TÜRKİYE'YE ADETA MUHTIRA VERİLDİ: AİHM kararlarını uygulamayan Yunanistan'a hiçbir tepki gelmemektedir. 10 büyükelçi Sorosçu Kavala ile aynı mevziiye girerek adeta Türkiye muhtıra vermiştir. Bu bağımsızlığımıza kumpastır. Şayet G20 toplantısı öncesi Türkiye'ye mesaj vermek için büyükelçileri maşa gibi kullananlar varsa yel biçeceklerini söylemek isterim. Viyana Sözleşmesi'nin 9 ve 41'inci maddelerini hatırlatan MHP lideri Bahçeli, "Hiçbir organ makam, merci veya kişi mahkemelere ve hakimlere talimat veremez. 10 büyükelçi hem demokratik ilişkiler hakkında Viyana Sözleşmesine hem de Anayasa'ya aykırı hareket etmişlerdir. Türkiye'de görev yapan dış misyonlar dahil hukukun üstünlüğü herkes için bağlayıcıdır. Her şey çok açıktır. 10 ülkenin büyükelçisi zaten istenmeyen adam haline gelmişlerdir. ABD'nin Ankara Büyükelçiliği'nden yapılan açıklamada Viyana Sözleşmesi'nin 41'inci maddesini teyit eder açıklama yapmıştır. Diğer büyükelçilerden de benzer açıklama gelmiştir. Sayın Cumhurbaşkanımızın cesur ve kararlı tutumu tarihi bir yanlışın düzeltilmesinde önemli bir dayanaktır. Türkiye kum torbası değildir, küstahların elinde oyuncak olmayacaktır. 18 Ekim bildirisinden geri adım atılması olumludur
KAVALA CEZASINI ÇEKSİN, VATANDAŞLIKTAN ÇIKARILSIN: Kavala ile ilgili önerimiz şudur; Bu Sorosçu'nun hükmü verilirse önce cezasını Türkiye'de çekmesi, sonra da vatandaşlıktan çıkarılarak 10 büyükelçiden birisinin ülkesine gönderilmesi zaruriyettir. Türkiye Cumhuriyeti'ni kendi çıkarları adına hiçbir dış misyon şefi nüfuzu altında tutamayacaktır. Herkes haddini bilsin, saygısızlığa tahammülümüz yoktur.
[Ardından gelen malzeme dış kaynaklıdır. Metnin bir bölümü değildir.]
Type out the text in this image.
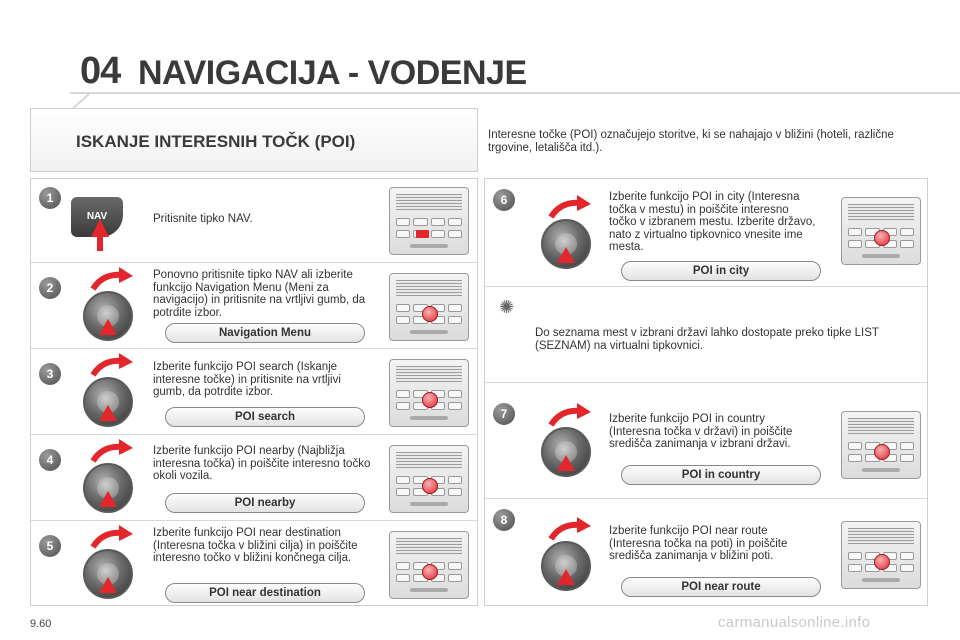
04 NAVIGACIJA - VODENJE
ISKANJE INTERESNIH TOČK (POI)	Interesne točke (POI) označujejo storitve, ki se nahajajo v bližini (hoteli, različne trgovine, letališča itd.).
1
NAV	Pritisnite tipko NAV.
2
Ponovno pritisnite tipko NAV ali izberite funkcijo Navigation Menu (Meni za navigacijo) in pritisnite na vrtljivi gumb, da potrdite izbor.
Navigation Menu
3	Izberite funkcijo POI search (Iskanje interesne točke) in pritisnite na vrtljivi gumb, da potrdite izbor.
POI search
4
Izberite funkcijo POI nearby (Najbližja interesna točka) in poiščite interesno točko okoli vozila.
POI nearby
5
Izberite funkcijo POI near destination (Interesna točka v bližini cilja) in poiščite interesno točko v bližini končnega cilja.
POI near destination
6	Izberite funkcijo POI in city (Interesna točka v mestu) in poiščite interesno točko v izbranem mestu. Izberite državo, nato z virtualno tipkovnico vnesite ime mesta.
POI in city
✺
Do seznama mest v izbrani državi lahko dostopate preko tipke LIST (SEZNAM) na virtualni tipkovnici.
7	Izberite funkcijo POI in country (Interesna točka v državi) in poiščite središča zanimanja v izbrani državi.
POI in country
8
Izberite funkcijo POI near route (Interesna točka na poti) in poiščite središča zanimanja v bližini poti.
POI near route
9.60	carmanualsonline.info
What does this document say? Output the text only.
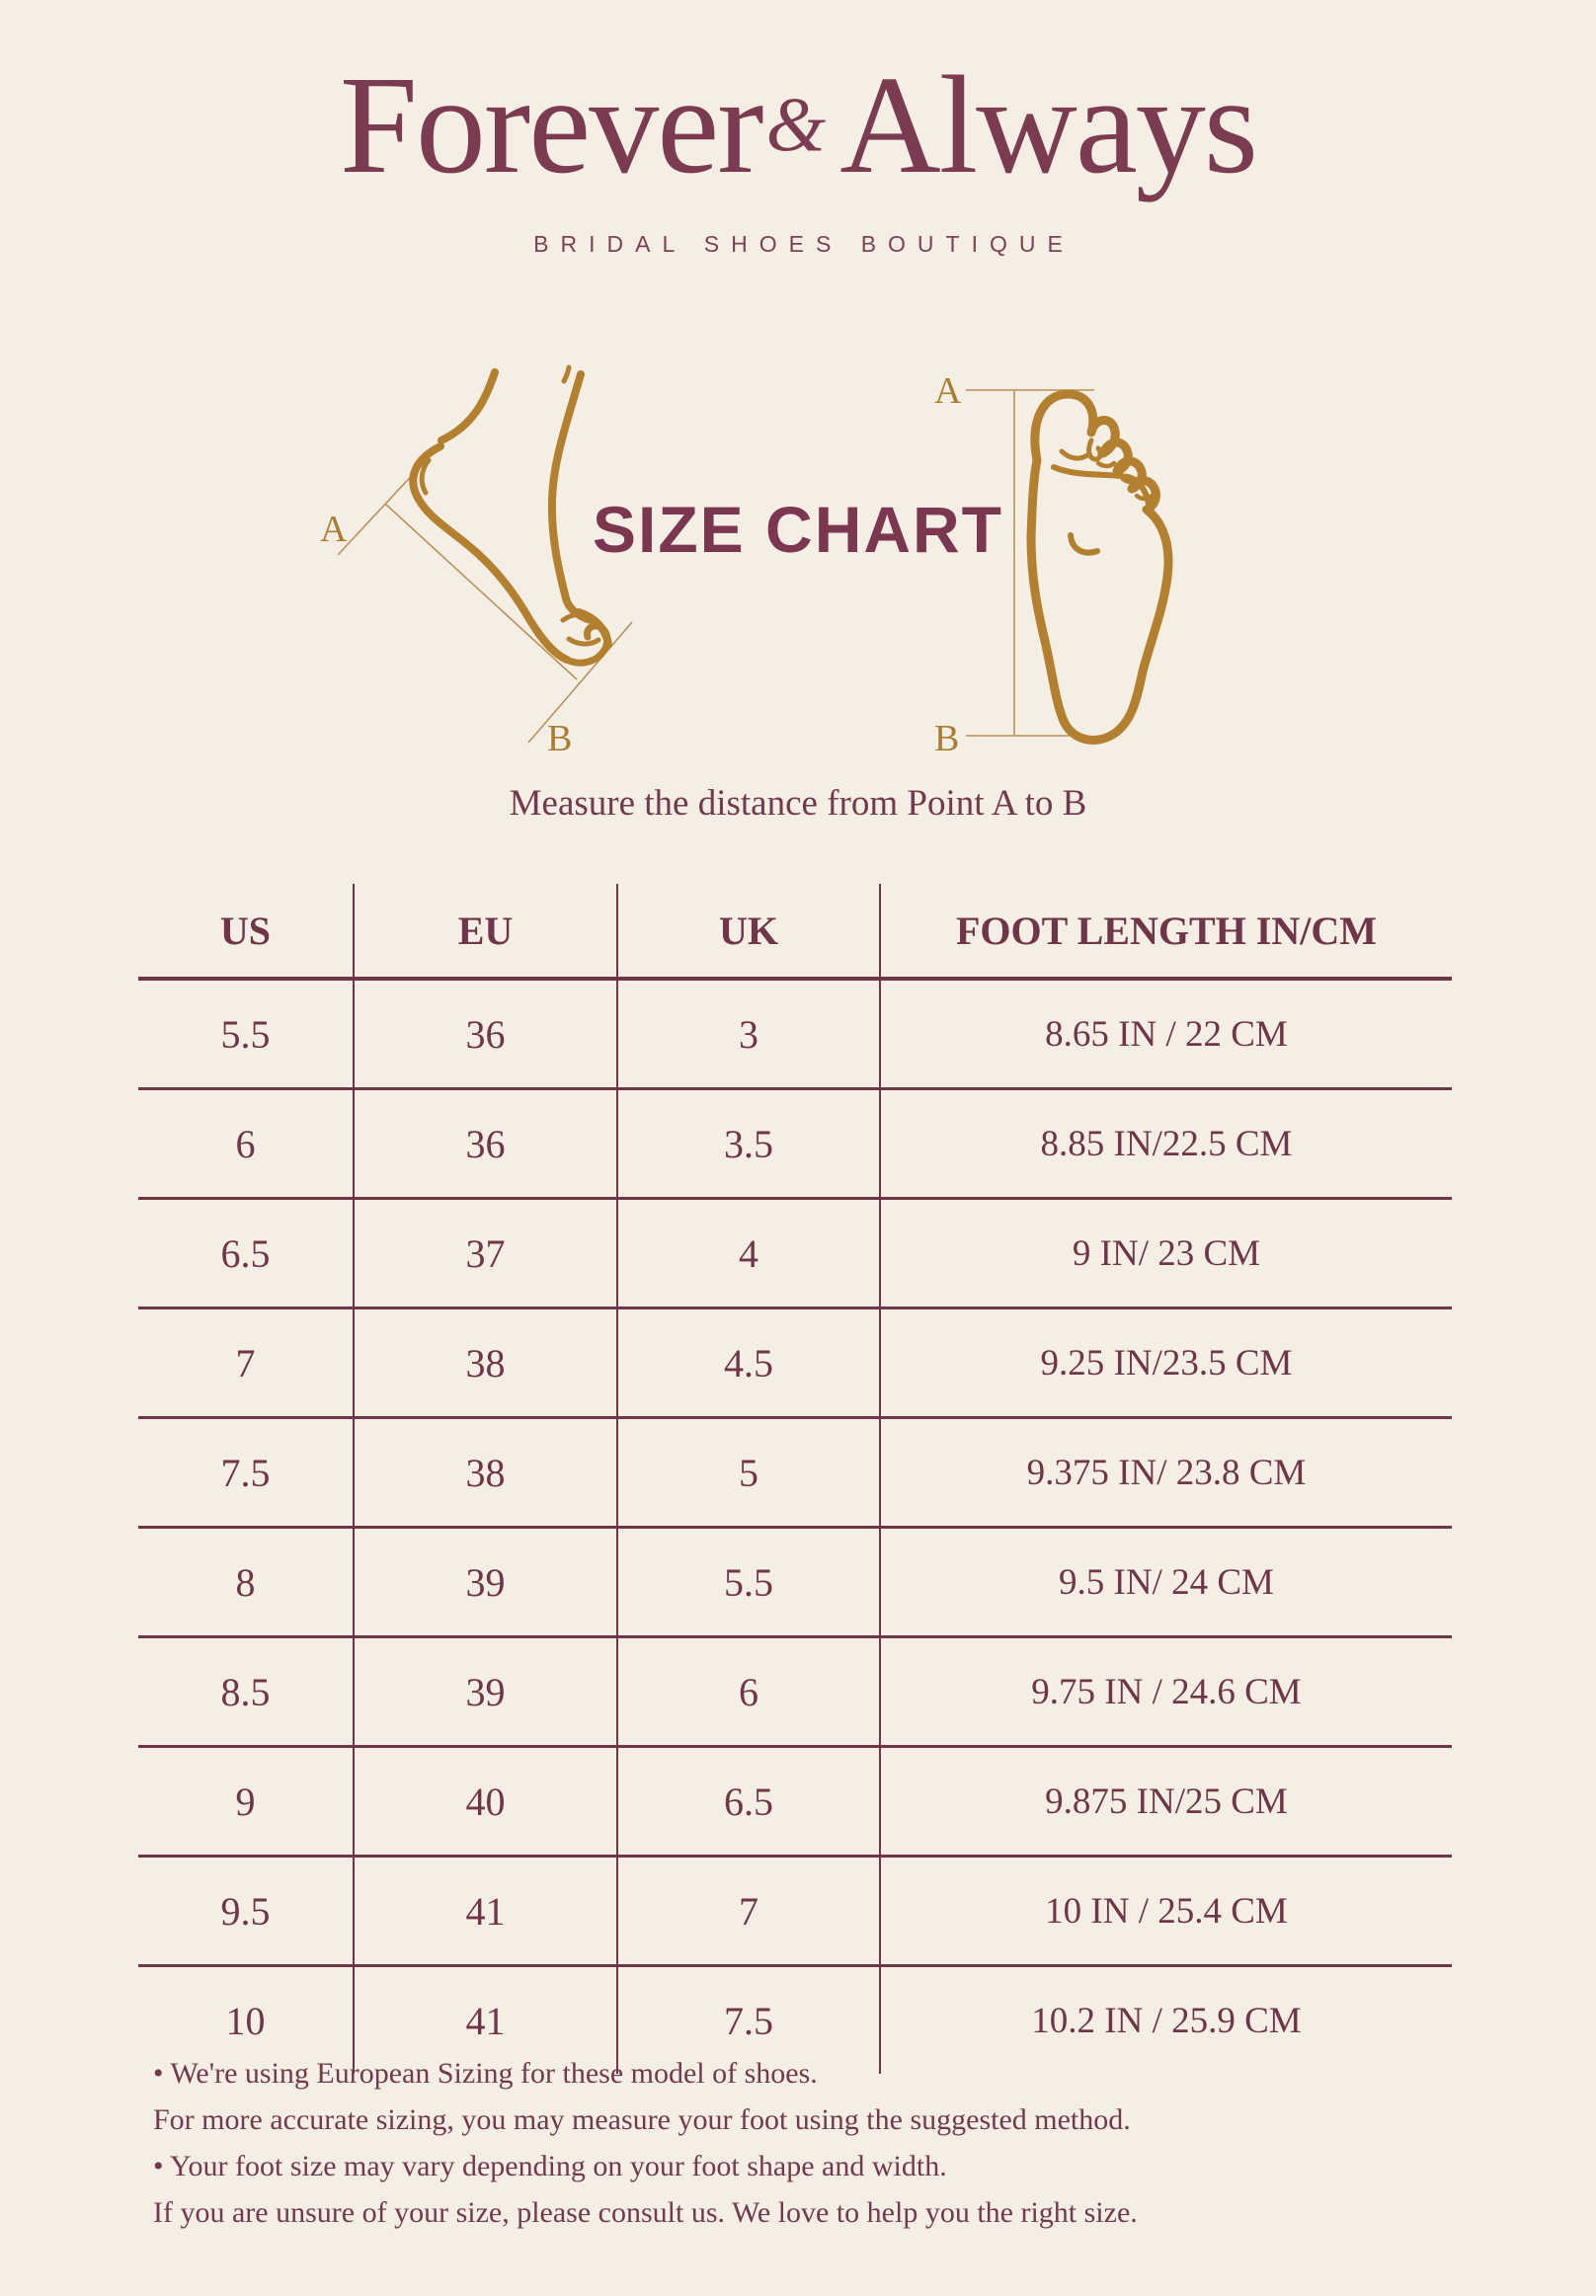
Forever& Always
BRIDAL SHOES BOUTIQUE
A
B
SIZE CHART
A
B
Measure the distance from Point A to B
US	EU	UK	FOOT LENGTH IN/CM
5.5	36	3	8.65 IN / 22 CM
6	36	3.5	8.85 IN/22.5 CM
6.5	37	4	9 IN/ 23 CM
7	38	4.5	9.25 IN/23.5 CM
7.5	38	5	9.375 IN/ 23.8 CM
8	39	5.5	9.5 IN/ 24 CM
8.5	39	6	9.75 IN / 24.6 CM
9	40	6.5	9.875 IN/25 CM
9.5	41	7	10 IN / 25.4 CM
10	41	7.5	10.2 IN / 25.9 CM

• We're using European Sizing for these model of shoes.

For more accurate sizing, you may measure your foot using the suggested method.

• Your foot size may vary depending on your foot shape and width.

If you are unsure of your size, please consult us. We love to help you the right size.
AB'YE ÜYELİK OLURSA NE ALA: Türkiye'nin üyelik hususundaki tercihi açıktır. Üyelik olursa ne ala, olmazsa dünya ne AB'den ne ABD'den ibarettir. Türk dünyası Türkiye ile kucaklaşmayı beklemektedir. Kızıl elma davasından dönmeyeceğiz.
YA PARAMIZI YA UÇAKLARI VERİN: Bu ülke (ABD) haydut devlet durumuna düşmek istemiyorsa ya paramızı ya uçakları (F-35) vermekle yükümlüdür. 30-31 Ekim 2021 tarihlerinde Roma’da düzenlenecek G-20 Zirvesi’nde iki ülke arasındaki anlaşmazlığa neden olan sorun alanlarının Sayın Cumhurbaşkanımızla ABD Başkanı arasındaki temas ve görüşmelerle hafiflemesi, çözüm kulvarına girmesi başlıca temennimdir.
TÜSİAD VESAYET ODAĞI GİBİ DAVRANMAKTAN VAZGEÇMELİ: Türkiye’nin çok cepheli sürdürdüğü mücadeleyi sekteye uğratmak için dönem dönem sivri açıklamalar yapan TÜSİAD’ın, başkanı vasıtasıyla gündeme taşıdığı haksız ve mesnetsiz eleştirilerini de esef karşıladığımızı, artık hükümetlerle uğraşma alışkanlığından, vesayet odağı gibi davranmaktan vazgeçmelerini samimiyetle bekliyorum. TÜSİAD kendi işine bakmalı, milletin vermediği bir yetkiyi kullanma gayretkeşliğine kesinlikle heves etmemelidir. (DUVAR HABER MERKEZİ)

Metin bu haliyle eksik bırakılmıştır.